Many of these attempts used neural networks to calculate a higher
level of abstraction of molecules as a feature extraction tool to
replace hand-picked fingerprints. The Graph Convolutional Network
(GCN) is the preferred method to model molecular information as it
allows a seamless and lossless way of representing the input
molecule as a graph. GCN has been used to model physical and
pharmaceutical properties of molecular compounds, as well as used
for molecule generation.
[0006] For example, Schnet (see, e.g., Kristof T Schutt, Huziel E
Sauceda, P-J Kindermans, Alexandre Tkatchenko, and K-R Muller.
2018. SchNet--A deep learning architecture for molecules and
materials. The Journal of Chemical Physics 148, 24 (2018), 241722)
is a machine learning framework for molecules, which encodes atom
types using learned embeddings. This work showed such embeddings,
when mapped by the first and second principal component, can be
used to group atoms of the same group into the same cluster. This
network was originally trained on the Quantum Machine 9 (QM9)
dataset, which consists only of hydrogen, carbon, nitrogen, oxygen
and fluorine elements, but it is now trained on The Materials
Project database that contains mainly inorganic compounds and
50,000 molecules. In the training process, each progression
involves converting atom positions into absolute positions r to
describe the local chemistry environment of an atom. Some tricks
such as calculating pairwise distances instead of using relative
positions are employed to implement rotational invariance.
[0007] The benefit of the neural network-based approach is that it
can learn important features and interactions between atoms and
bonds automatically. The main drawback is the lack of
interpretation of the trained model, i.e., it is difficult to
explain how the model works for a given input molecule. This makes
the neural network a poor replacement for traditional force fields,
as the latter have clear physical correspondence and are
established on a variety of molecule modeling tasks.
[0008] The present disclosure provides methods and apparatuses for
solving one or more problems described above.
SUMMARY
[0009] In some embodiments, an exemplary method for predicting
molecular conformation is provided.
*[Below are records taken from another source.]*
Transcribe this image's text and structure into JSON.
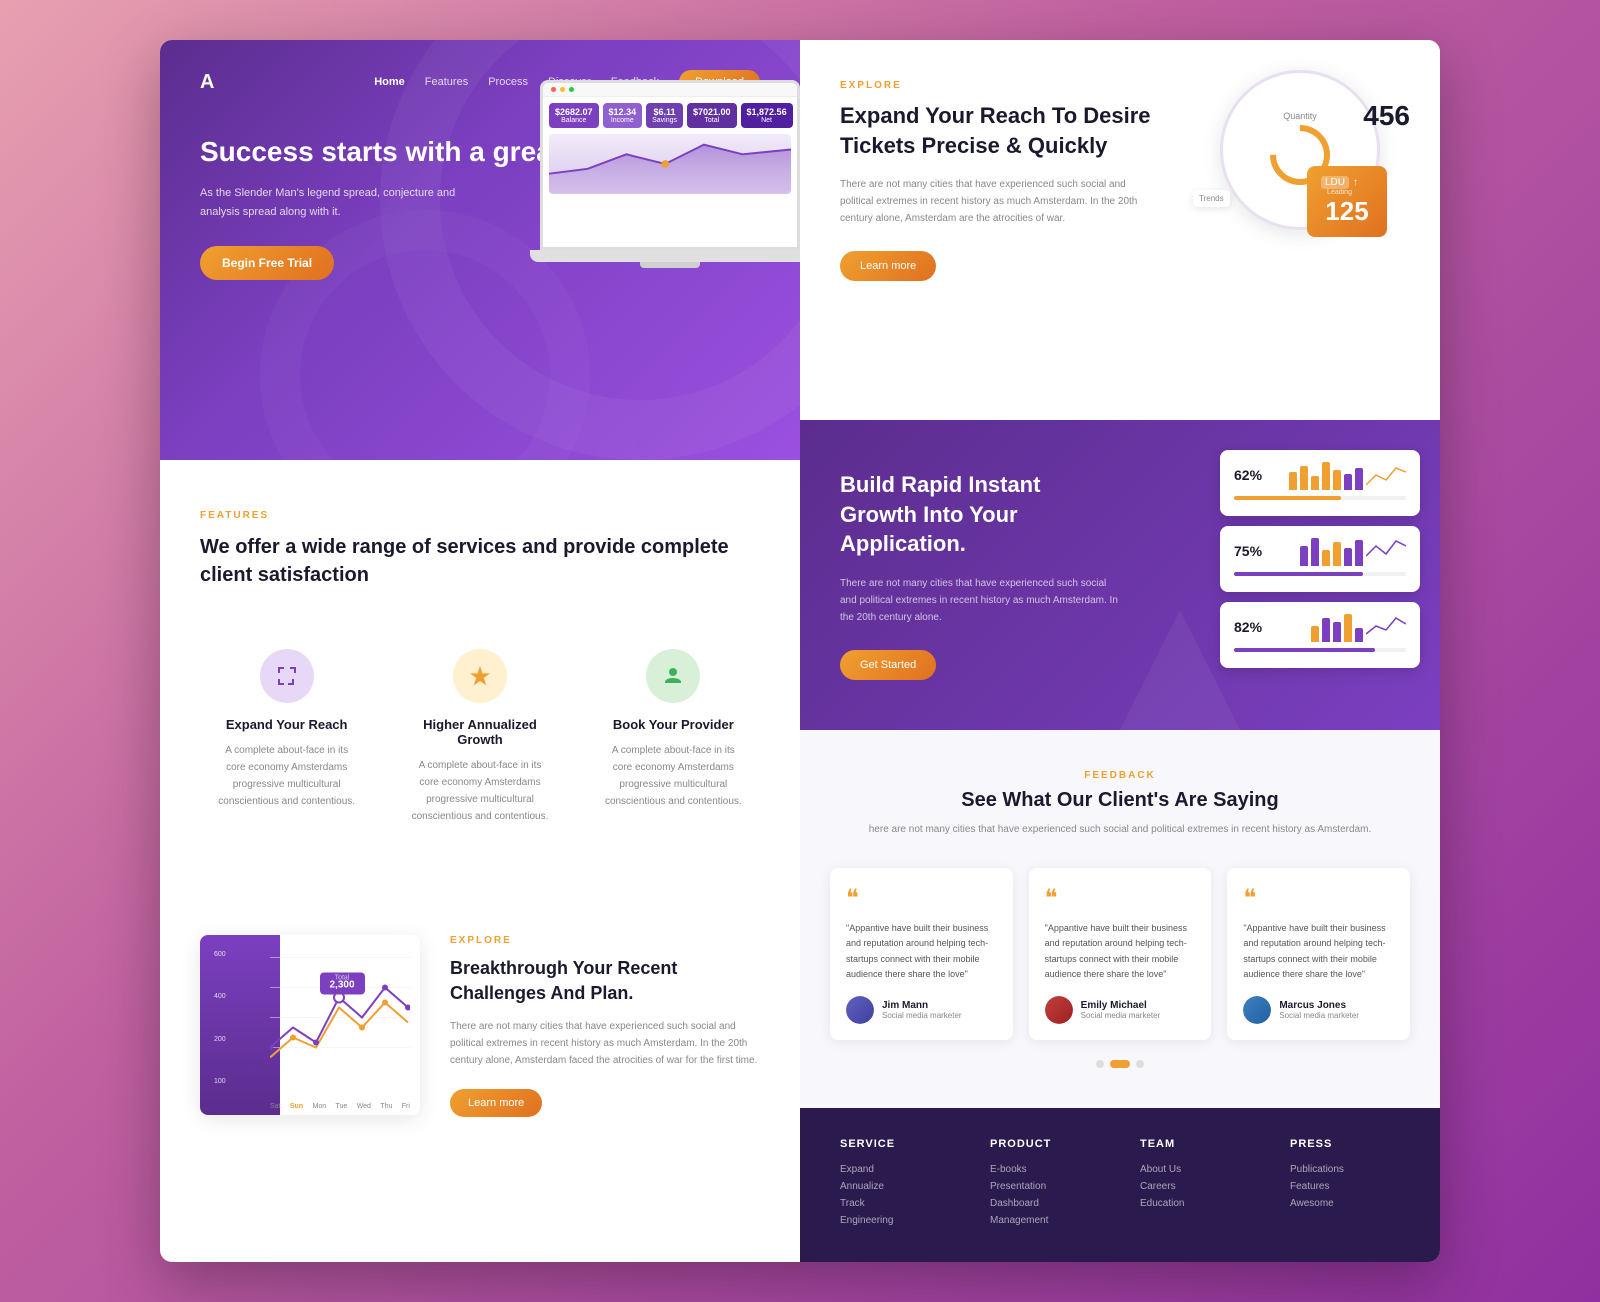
{
  "brand": {
    "logo": "A",
    "accent_color": "#f0a030",
    "purple_dark": "#5b2d8e",
    "purple_mid": "#7b3fc0"
  },
  "nav": {
    "links": [
      "Home",
      "Features",
      "Process",
      "Discover",
      "Feedback"
    ],
    "cta_label": "Download"
  },
  "hero": {
    "title": "Success starts with a great product.",
    "description": "As the Slender Man's legend spread, conjecture and analysis spread along with it.",
    "cta_label": "Begin Free Trial",
    "stats": [
      {
        "label": "Balance",
        "amount": "$2682.07"
      },
      {
        "label": "Income",
        "amount": "$12.34"
      },
      {
        "label": "Savings",
        "amount": "$6.11"
      },
      {
        "label": "Total",
        "amount": "$7021.00"
      },
      {
        "label": "Net",
        "amount": "$1,872.56"
      }
    ]
  },
  "features": {
    "label": "FEATURES",
    "title": "We offer a wide range of services and provide complete client satisfaction",
    "items": [
      {
        "title": "Expand Your Reach",
        "icon": "⤢",
        "icon_color": "purple",
        "description": "A complete about-face in its core economy Amsterdams progressive multicultural conscientious and contentious."
      },
      {
        "title": "Higher Annualized Growth",
        "icon": "⚡",
        "icon_color": "yellow",
        "description": "A complete about-face in its core economy Amsterdams progressive multicultural conscientious and contentious."
      },
      {
        "title": "Book Your Provider",
        "icon": "🎤",
        "icon_color": "green",
        "description": "A complete about-face in its core economy Amsterdams progressive multicultural conscientious and contentious."
      }
    ]
  },
  "explore_bottom": {
    "label": "EXPLORE",
    "title": "Breakthrough Your Recent Challenges And Plan.",
    "description": "There are not many cities that have experienced such social and political extremes in recent history as much Amsterdam. In the 20th century alone, Amsterdam faced the atrocities of war for the first time.",
    "cta_label": "Learn more",
    "chart": {
      "y_labels": [
        "600",
        "400",
        "200",
        "100"
      ],
      "x_labels": [
        "Sat",
        "Sun",
        "Mon",
        "Tue",
        "Wed",
        "Thu",
        "Fri"
      ],
      "tooltip_value": "2,300",
      "tooltip_label": "Total"
    }
  },
  "right_explore": {
    "label": "EXPLORE",
    "title": "Expand Your Reach To Desire Tickets Precise & Quickly",
    "description": "There are not many cities that have experienced such social and political extremes in recent history as much Amsterdam. In the 20th century alone, Amsterdam are the atrocities of war.",
    "cta_label": "Learn more",
    "widget": {
      "quantity_label": "Quantity",
      "quantity_value": "456",
      "trends_label": "Trends",
      "ldu_label": "LDU",
      "ldu_sub": "Leading",
      "ldu_value": "125"
    }
  },
  "growth": {
    "title": "Build Rapid Instant Growth Into Your Application.",
    "description": "There are not many cities that have experienced such social and political extremes in recent history as much Amsterdam. In the 20th century alone.",
    "cta_label": "Get Started",
    "progress_cards": [
      {
        "percent": "62%",
        "fill_width": 62,
        "color": "#f0a030"
      },
      {
        "percent": "75%",
        "fill_width": 75,
        "color": "#7b3fc0"
      },
      {
        "percent": "82%",
        "fill_width": 82,
        "color": "#7b3fc0"
      }
    ]
  },
  "feedback": {
    "label": "FEEDBACK",
    "title": "See What Our Client's Are Saying",
    "description": "here are not many cities that have experienced such social and political extremes in recent history as Amsterdam.",
    "testimonials": [
      {
        "text": "\"Appantive have built their business and reputation around helping tech-startups connect with their mobile audience there share the love\"",
        "author_name": "Jim Mann",
        "author_role": "Social media marketer",
        "avatar_color": "#6060c0"
      },
      {
        "text": "\"Appantive have built their business and reputation around helping tech-startups connect with their mobile audience there share the love\"",
        "author_name": "Emily Michael",
        "author_role": "Social media marketer",
        "avatar_color": "#c04040"
      },
      {
        "text": "\"Appantive have built their business and reputation around helping tech-startups connect with their mobile audience there share the love\"",
        "author_name": "Marcus Jones",
        "author_role": "Social media marketer",
        "avatar_color": "#4080c0"
      }
    ]
  },
  "footer": {
    "columns": [
      {
        "title": "SERVICE",
        "links": [
          "Expand",
          "Annualize",
          "Track",
          "Engineering"
        ]
      },
      {
        "title": "PRODUCT",
        "links": [
          "E-books",
          "Presentation",
          "Dashboard",
          "Management"
        ]
      },
      {
        "title": "TEAM",
        "links": [
          "About Us",
          "Careers",
          "Education"
        ]
      },
      {
        "title": "PRESS",
        "links": [
          "Publications",
          "Features",
          "Awesome"
        ]
      }
    ]
  }
}
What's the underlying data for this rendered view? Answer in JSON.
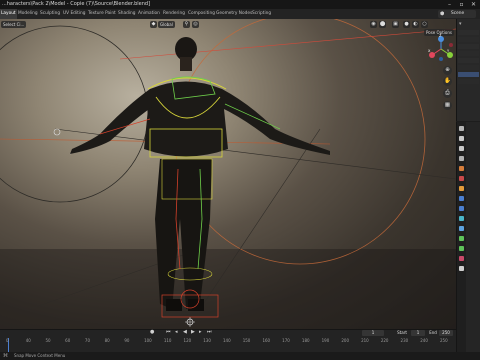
{
  "window": {
    "title": "...haracters\\Pack 2\\Model - Copie (7)\\Source\\Blender.blend]"
  },
  "workspace_tabs": [
    {
      "label": "Layout",
      "active": true
    },
    {
      "label": "Modeling",
      "active": false
    },
    {
      "label": "Sculpting",
      "active": false
    },
    {
      "label": "UV Editing",
      "active": false
    },
    {
      "label": "Texture Paint",
      "active": false
    },
    {
      "label": "Shading",
      "active": false
    },
    {
      "label": "Animation",
      "active": false
    },
    {
      "label": "Rendering",
      "active": false
    },
    {
      "label": "Compositing",
      "active": false
    },
    {
      "label": "Geometry Nodes",
      "active": false
    },
    {
      "label": "Scripting",
      "active": false
    }
  ],
  "scene": {
    "label": "Scene"
  },
  "viewport": {
    "select_mode": "Select Ci...",
    "orientation": "Global",
    "pose_options": "Pose Options",
    "gizmo_axes": [
      {
        "label": "Y",
        "color": "#88d13a"
      },
      {
        "label": "X",
        "color": "#e2475c"
      },
      {
        "label": "Z",
        "color": "#4a8fe0"
      }
    ],
    "nav_icons": [
      "zoom-icon",
      "hand-icon",
      "camera-icon",
      "grid-icon"
    ]
  },
  "timeline": {
    "ticks": [
      "0",
      "40",
      "50",
      "60",
      "70",
      "80",
      "90",
      "100",
      "110",
      "120",
      "130",
      "140",
      "150",
      "160",
      "170",
      "180",
      "190",
      "200",
      "210",
      "220",
      "230",
      "240",
      "250"
    ],
    "current_frame": "1",
    "start_label": "Start",
    "start_value": "1",
    "end_label": "End",
    "end_value": "250"
  },
  "status": {
    "text": "Snap Move Context Menu",
    "version": ""
  },
  "colors": {
    "armature_yellow": "#d8d63a",
    "armature_red": "#d2402a",
    "armature_green": "#6fd04a",
    "accent_blue": "#4b7fd0"
  }
}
The method includes:
determining a data structure representing chemical identities of
atoms in a molecule; training an energy potential model using a
training set comprising the data structure, true conformations of
the molecule, and false conformations of the molecule; determining,
using the trained energy potential model, a potential function
associated with the molecule; or determining a conformation of the
molecule based on potential function.
[0010] In some embodiments, an exemplary apparatus includes at
least one memory for storing instructions and at least one
processor. The at least one processor is configured to execute the
instructions to cause the apparatus to perform: determining a data
structure representing chemical identities of atoms in a molecule;
training an energy potential model using a training set comprising
the data structure, true conformations of the molecule, and false
conformations of the molecule; determining, using the trained
energy potential model, a potential function associated with the
molecule; or determining a conformation of the molecule based on
potential function.
[0011] In some embodiments, an exemplary non-transitory computer
readable storage medium stores a set of instructions. The set of
instructions are executable by one or more processing devices to
cause an apparatus to perform: determining a data structure
representing chemical identities of atoms in a molecule; training
an energy potential model using a training set comprising the data
structure, true conformations of the molecule, and false
conformations of the molecule; determining, using the trained
energy potential model, a potential function associated with the
molecule; or determining a conformation of the molecule based on
potential function.
BRIEF DESCRIPTION OF THE DRAWINGS
[0012] The accompanying drawings, which are incorporated in and
constitute a part of this specification, illustrate embodiments
consistent with the present disclosure and, together with the
description, serve to explain the principles of the present
disclosure.
[0013] FIG. 1 shows energy terms and atom typing used in existing
atomic force fields.
[0014] FIG. 2 is a schematic diagram illustrating exemplary
potential terms used in the disclosed potential model, consistent
with disclosed embodiments of the present disclosure.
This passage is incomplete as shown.